El conocer teorías y escribir ensayos sobre el cuento no siempre significa ser un excelente narrador de cuentos, o tal vez sí, pero es todo el conjunto de críticos, antologadores y lectores los que finalmente determinan su validez, expresándolo por su permanencia en el gusto y en la memoria de los lectores. Recuerdo a Malraux, al que citó Jaime en un artículo suyo, y que dijo que “lo verdaderamente importante era ser releído”.

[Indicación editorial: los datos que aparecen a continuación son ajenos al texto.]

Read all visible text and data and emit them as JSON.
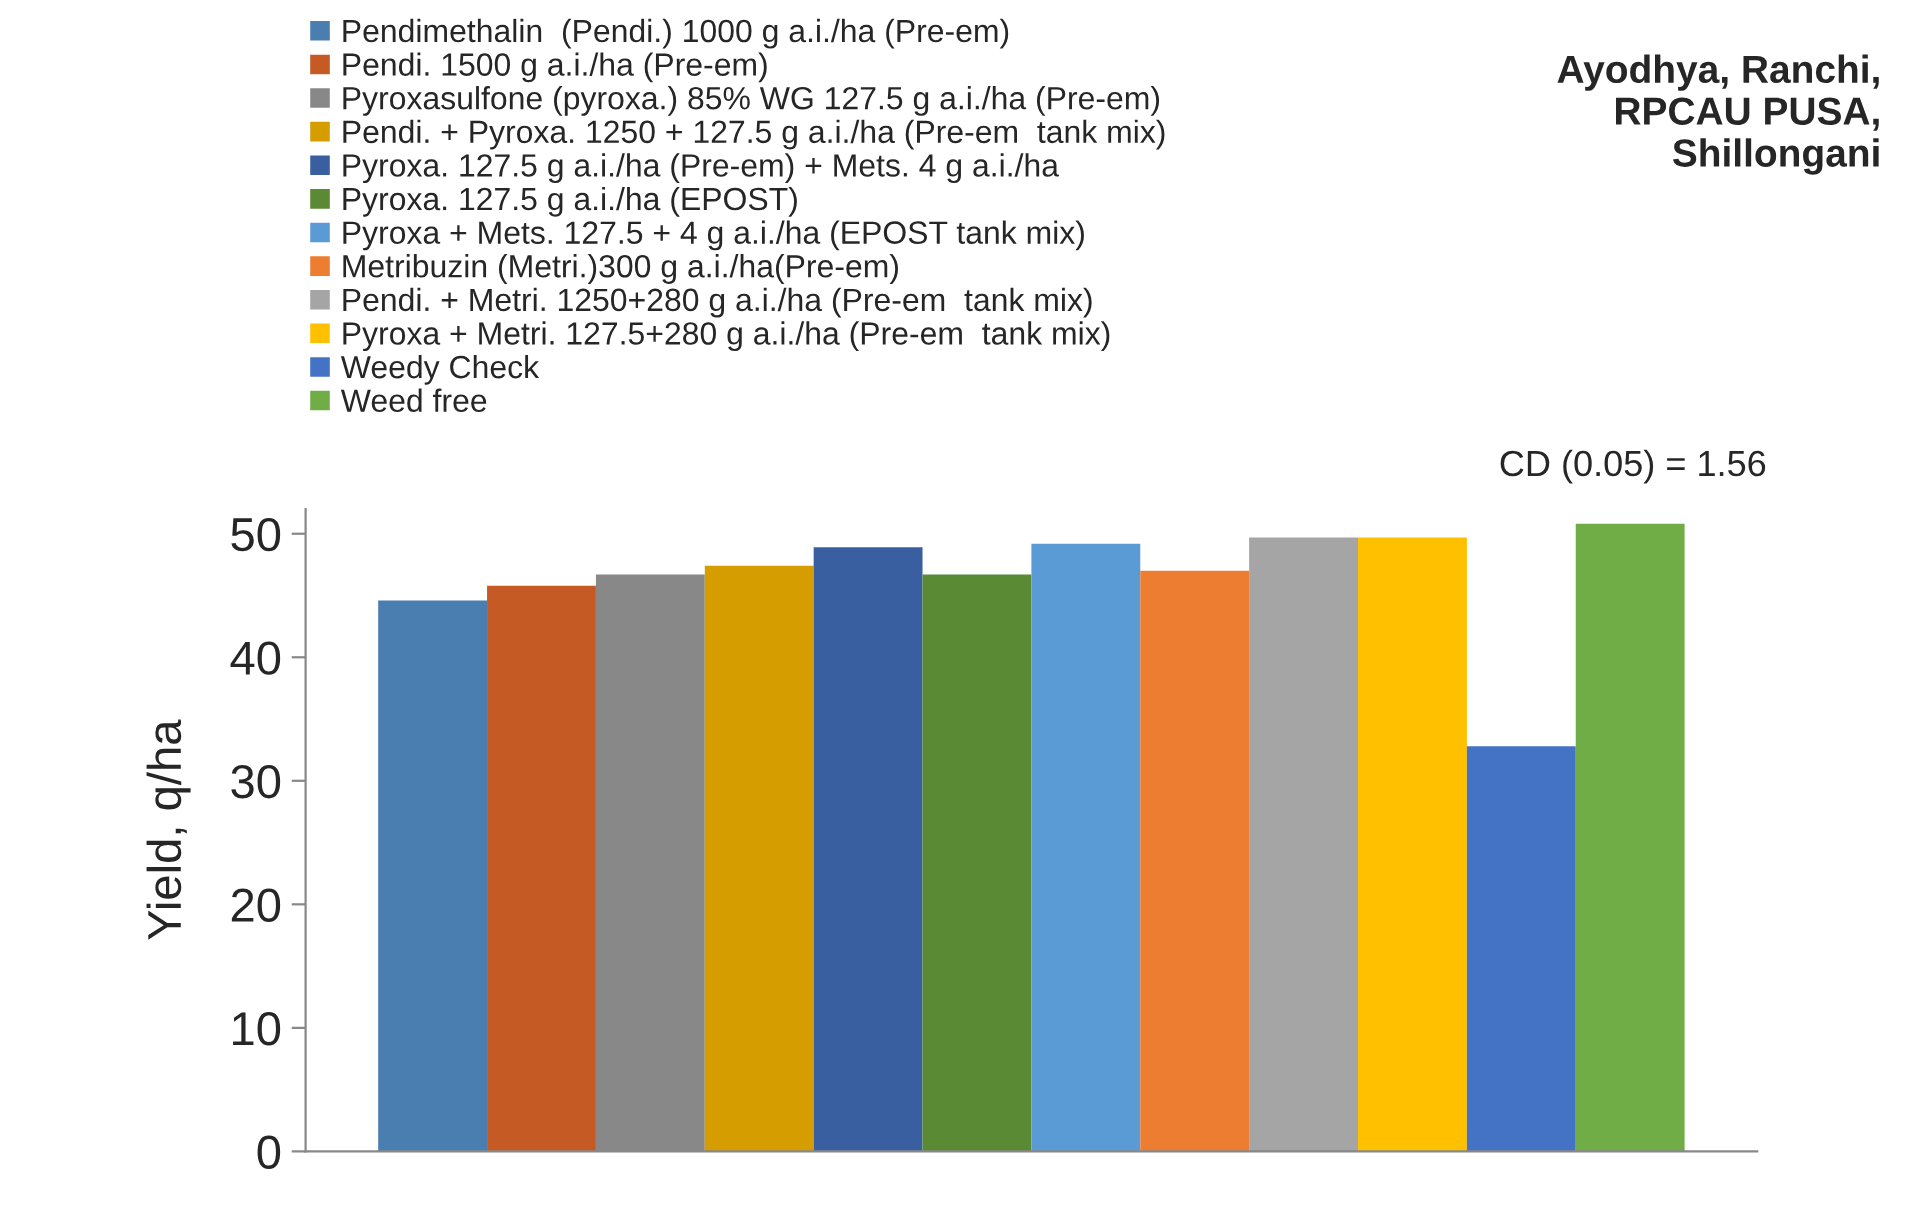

A propósito, tengo unas líneas de uno de los críticos mayores del país, Juan Quirós, que dice: “Su obra (la de Pastor Poppe, Los mejores cuentos bolivianos del siglo XX), como todas las antologías, está sujeta a un conjunto de opiniones de vientos contrarios. Hago preterición de las que son hijas de la envidia, y hablo únicamente de las opiniones de gente que entiende y posee buen criterio”. Justo a la medida para el caso presente. En el mismo comentario de Quirós están las siguientes interrogantes: “¿No hay otros que los superen?… ¿No está de sobra más de algún cuentista? ¿No faltan algunos nombres con alguno de sus cuentos?”. Me sumo a esas preguntas.

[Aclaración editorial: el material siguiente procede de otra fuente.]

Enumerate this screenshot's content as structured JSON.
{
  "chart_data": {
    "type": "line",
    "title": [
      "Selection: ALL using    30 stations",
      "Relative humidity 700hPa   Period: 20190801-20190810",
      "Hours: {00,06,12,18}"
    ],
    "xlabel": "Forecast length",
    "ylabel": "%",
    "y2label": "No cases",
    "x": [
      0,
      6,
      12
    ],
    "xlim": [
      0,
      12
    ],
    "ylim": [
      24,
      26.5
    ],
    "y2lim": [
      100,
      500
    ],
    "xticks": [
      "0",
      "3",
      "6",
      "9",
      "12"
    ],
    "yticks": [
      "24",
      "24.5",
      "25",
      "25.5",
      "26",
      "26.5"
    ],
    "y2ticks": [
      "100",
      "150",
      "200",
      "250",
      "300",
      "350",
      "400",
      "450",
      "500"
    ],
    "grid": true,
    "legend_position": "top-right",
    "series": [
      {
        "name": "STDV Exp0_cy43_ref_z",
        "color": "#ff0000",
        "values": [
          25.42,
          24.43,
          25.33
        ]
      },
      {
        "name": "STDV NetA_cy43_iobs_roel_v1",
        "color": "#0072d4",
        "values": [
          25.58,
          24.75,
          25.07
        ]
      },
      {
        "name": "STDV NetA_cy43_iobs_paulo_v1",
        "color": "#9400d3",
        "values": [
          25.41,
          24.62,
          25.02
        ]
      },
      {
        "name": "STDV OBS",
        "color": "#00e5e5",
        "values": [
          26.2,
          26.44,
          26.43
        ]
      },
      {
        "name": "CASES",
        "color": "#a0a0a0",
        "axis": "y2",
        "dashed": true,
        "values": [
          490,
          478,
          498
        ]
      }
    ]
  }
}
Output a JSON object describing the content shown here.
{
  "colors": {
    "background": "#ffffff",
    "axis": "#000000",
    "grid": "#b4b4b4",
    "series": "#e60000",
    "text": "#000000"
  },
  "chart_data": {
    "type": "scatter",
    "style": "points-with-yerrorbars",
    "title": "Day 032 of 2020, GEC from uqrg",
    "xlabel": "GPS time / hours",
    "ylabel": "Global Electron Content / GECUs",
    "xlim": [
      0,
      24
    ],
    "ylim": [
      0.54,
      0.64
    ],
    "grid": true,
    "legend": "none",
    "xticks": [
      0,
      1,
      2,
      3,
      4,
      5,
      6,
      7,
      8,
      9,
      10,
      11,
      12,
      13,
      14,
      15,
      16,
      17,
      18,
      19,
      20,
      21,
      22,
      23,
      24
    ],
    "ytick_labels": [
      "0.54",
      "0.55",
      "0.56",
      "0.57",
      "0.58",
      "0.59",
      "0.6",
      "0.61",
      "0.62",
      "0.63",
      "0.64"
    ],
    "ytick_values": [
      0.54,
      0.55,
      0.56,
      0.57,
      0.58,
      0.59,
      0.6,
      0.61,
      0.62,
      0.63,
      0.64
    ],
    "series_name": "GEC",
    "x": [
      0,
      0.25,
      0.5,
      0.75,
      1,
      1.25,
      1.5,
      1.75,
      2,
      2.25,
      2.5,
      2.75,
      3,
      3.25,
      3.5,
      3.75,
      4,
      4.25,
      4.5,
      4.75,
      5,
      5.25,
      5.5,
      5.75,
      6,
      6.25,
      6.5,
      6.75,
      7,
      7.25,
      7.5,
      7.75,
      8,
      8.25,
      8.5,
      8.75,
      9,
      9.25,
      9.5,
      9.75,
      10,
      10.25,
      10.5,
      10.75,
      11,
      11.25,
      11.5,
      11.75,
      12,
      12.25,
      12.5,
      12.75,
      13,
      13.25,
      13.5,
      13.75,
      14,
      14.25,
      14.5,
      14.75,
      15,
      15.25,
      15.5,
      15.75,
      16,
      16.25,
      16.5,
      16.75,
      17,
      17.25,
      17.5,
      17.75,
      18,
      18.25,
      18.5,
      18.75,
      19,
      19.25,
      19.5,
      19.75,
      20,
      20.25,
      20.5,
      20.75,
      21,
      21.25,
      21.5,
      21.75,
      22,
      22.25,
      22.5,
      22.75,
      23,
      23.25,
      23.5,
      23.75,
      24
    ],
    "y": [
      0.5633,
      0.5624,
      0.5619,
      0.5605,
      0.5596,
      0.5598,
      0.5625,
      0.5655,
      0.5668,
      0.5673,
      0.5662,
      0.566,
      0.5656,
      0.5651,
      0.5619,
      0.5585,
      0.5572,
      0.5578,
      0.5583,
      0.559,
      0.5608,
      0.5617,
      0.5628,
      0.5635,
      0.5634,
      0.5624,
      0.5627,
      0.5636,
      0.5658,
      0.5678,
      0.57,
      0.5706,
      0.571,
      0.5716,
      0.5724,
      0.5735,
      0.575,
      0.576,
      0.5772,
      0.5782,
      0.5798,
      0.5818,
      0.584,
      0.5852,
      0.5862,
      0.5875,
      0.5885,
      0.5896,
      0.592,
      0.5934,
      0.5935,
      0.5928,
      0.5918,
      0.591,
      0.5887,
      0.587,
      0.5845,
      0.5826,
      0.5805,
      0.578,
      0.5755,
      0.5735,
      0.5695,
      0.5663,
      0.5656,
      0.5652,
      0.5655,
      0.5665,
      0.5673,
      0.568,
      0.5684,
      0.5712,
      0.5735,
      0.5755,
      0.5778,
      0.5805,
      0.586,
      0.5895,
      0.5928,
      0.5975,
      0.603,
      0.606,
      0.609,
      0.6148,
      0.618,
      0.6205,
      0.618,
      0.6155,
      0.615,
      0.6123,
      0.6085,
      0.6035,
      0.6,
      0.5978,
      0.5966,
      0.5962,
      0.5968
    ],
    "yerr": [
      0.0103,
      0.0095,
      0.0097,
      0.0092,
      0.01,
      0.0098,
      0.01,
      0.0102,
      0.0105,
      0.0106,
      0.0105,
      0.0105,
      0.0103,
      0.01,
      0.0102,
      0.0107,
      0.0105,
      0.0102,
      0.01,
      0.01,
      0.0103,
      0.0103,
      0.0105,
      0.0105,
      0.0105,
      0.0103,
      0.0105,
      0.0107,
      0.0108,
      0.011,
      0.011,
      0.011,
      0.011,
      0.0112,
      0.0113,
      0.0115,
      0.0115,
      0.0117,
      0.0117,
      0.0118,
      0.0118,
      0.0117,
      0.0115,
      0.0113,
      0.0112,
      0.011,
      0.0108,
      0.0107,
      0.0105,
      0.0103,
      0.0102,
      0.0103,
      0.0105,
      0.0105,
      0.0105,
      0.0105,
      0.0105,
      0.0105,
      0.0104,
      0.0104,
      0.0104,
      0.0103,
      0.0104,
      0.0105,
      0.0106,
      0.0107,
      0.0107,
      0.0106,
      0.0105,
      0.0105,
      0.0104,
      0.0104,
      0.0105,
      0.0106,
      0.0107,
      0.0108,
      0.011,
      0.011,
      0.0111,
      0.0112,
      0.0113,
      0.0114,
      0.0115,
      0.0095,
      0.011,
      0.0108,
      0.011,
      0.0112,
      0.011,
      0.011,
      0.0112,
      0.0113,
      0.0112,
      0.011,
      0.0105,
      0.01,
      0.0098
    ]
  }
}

Tengo dos teorías para esta reacción lamentable de Jaime: Se enojó porque Taboada Terán “se tomó la libertad” de colocar dos signos de interrogación a una frase suya, cuando fue invitado para hacer una valoración del cuento de Oscar Soria Gamarra, precisamente para el segundo libro criticado. Vaya motivo para disgustarse, sabiendo que en las imprentas a veces ocurren cambios inesperados, ajenos a los autores.

Y la otra, como no he consignado ningún cuento suyo en mi antología (la verdad es que no reunía ninguno de los requisitos establecidos para armar el libro: cuatro menciones de un cuento en diferentes libros o más de diez citas con diferentes relatos), como uno de esos muchachitos inconformes a los que no se les ha tomado en cuenta en un juego, trata de molestar y perjudicar a los demás.

Para concluir, sólo me resta pedir a Jaime Nisttahuz, si acaso aún se considera amigo mío, que por mi parte todo seguirá igual, que reconsidere los fundamentos de sus teorías y que pise terreno firme. Consideraré su nota un exabrupto temperamental y pasajero escrito en la arena, y seguiré valorando su obra y luchas sociales escritas en la roca.

Fuente: La Prensa



Una Respuesta »

  1. Bartolome Leal dice:

    Las antologías pueden ser extremadamente útiles.
    Movido por mi interés en los cuentos, he podido conocer autores haitianos gracias a tres notables antologías: “Nouvelles d’Haiti”, “Une journée haitienne” y “Mon Roumain à moi”, esta última homenaje a un clásico de la narrativa social.
    Las antologías deben obedecer a un propósito y si uno engancha, llenan un vacío de lectura.
    Tengo por ahí una antología horrorosa de autores españoles durante el franquismo post guerra civil. Interesante en todo caso… y con algún buen cuento por ahí.
    Polemizar sobre el tema me parece un tanto ocioso.